5.4 Training Dynamics

  • Use log-scale y-axis for loss: ax.set_yscale("log")
  • Mark key events (warmup end, LR drop) with vertical dashed lines: ax.axvline(step, linestyle="--", color=COLORS["neutral"], label="LR drop")

6. Text and Annotations

# Equation annotation
ax.annotate(r"$\sigma_1 \geq \sigma_2 \geq \cdots \geq 0$",
            xy=(x_pos, y_pos), xytext=(x_pos + dx, y_pos + dy),
            fontsize=12,
            arrowprops=dict(arrowstyle="->", color=COLORS["neutral"]))

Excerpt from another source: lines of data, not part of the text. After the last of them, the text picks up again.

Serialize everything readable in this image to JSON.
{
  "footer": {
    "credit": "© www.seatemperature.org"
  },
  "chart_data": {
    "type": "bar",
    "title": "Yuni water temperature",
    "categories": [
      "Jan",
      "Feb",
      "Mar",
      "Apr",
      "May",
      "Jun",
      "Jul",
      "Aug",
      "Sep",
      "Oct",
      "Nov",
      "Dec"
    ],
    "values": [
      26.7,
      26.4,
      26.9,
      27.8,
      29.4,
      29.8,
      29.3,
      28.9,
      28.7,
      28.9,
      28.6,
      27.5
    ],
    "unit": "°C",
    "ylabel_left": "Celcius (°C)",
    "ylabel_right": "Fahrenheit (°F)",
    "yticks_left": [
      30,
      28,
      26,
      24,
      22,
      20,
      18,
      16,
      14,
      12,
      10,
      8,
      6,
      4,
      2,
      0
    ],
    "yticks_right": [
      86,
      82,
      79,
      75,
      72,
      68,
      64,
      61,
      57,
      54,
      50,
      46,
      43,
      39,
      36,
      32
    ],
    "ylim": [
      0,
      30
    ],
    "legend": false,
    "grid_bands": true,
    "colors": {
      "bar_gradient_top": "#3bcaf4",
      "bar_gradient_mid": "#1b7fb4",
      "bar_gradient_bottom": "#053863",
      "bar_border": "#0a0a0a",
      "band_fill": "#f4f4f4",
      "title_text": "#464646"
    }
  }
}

# Horizontal / vertical reference line
ax.axhline(0, color=COLORS["neutral"], linewidth=0.8, linestyle="--")
ax.axvline(threshold, color=COLORS["error"], linewidth=1.2,
           linestyle=":", label="Decision boundary")

# Shaded region
ax.axvspan(x_start, x_end, alpha=0.12, color=COLORS["tertiary"],
           label="Warmup region")

7. What Not to Do

ViolationCorrect approach
plt.plot(x, y) without axAlways use fig, ax = plt.subplots()
No axis labelsEvery axis needs a label, always
No titleEvery figure needs a title
Default C0, C1 colorsUse COLORS dict
cmap="jet"Use "viridis" or "RdBu_r"
plt.show() before tight_layoutCall fig.tight_layout() first
Aspect ratio distortion in geometryax.set_aspect("equal") for geometric plots
Font size below 11Set fontsize ≥ 11 for all text
Legend outside figure boundsUse ax.legend(loc="best") or bbox_to_anchor with bbox_inches="tight"

Visualization conventions follow the scientific visualization standards of Rougier, Droettboom & Bourne (2014) "Ten Simple Rules for Better Figures" and the colorblind palette of Wong (2011) Nature Methods.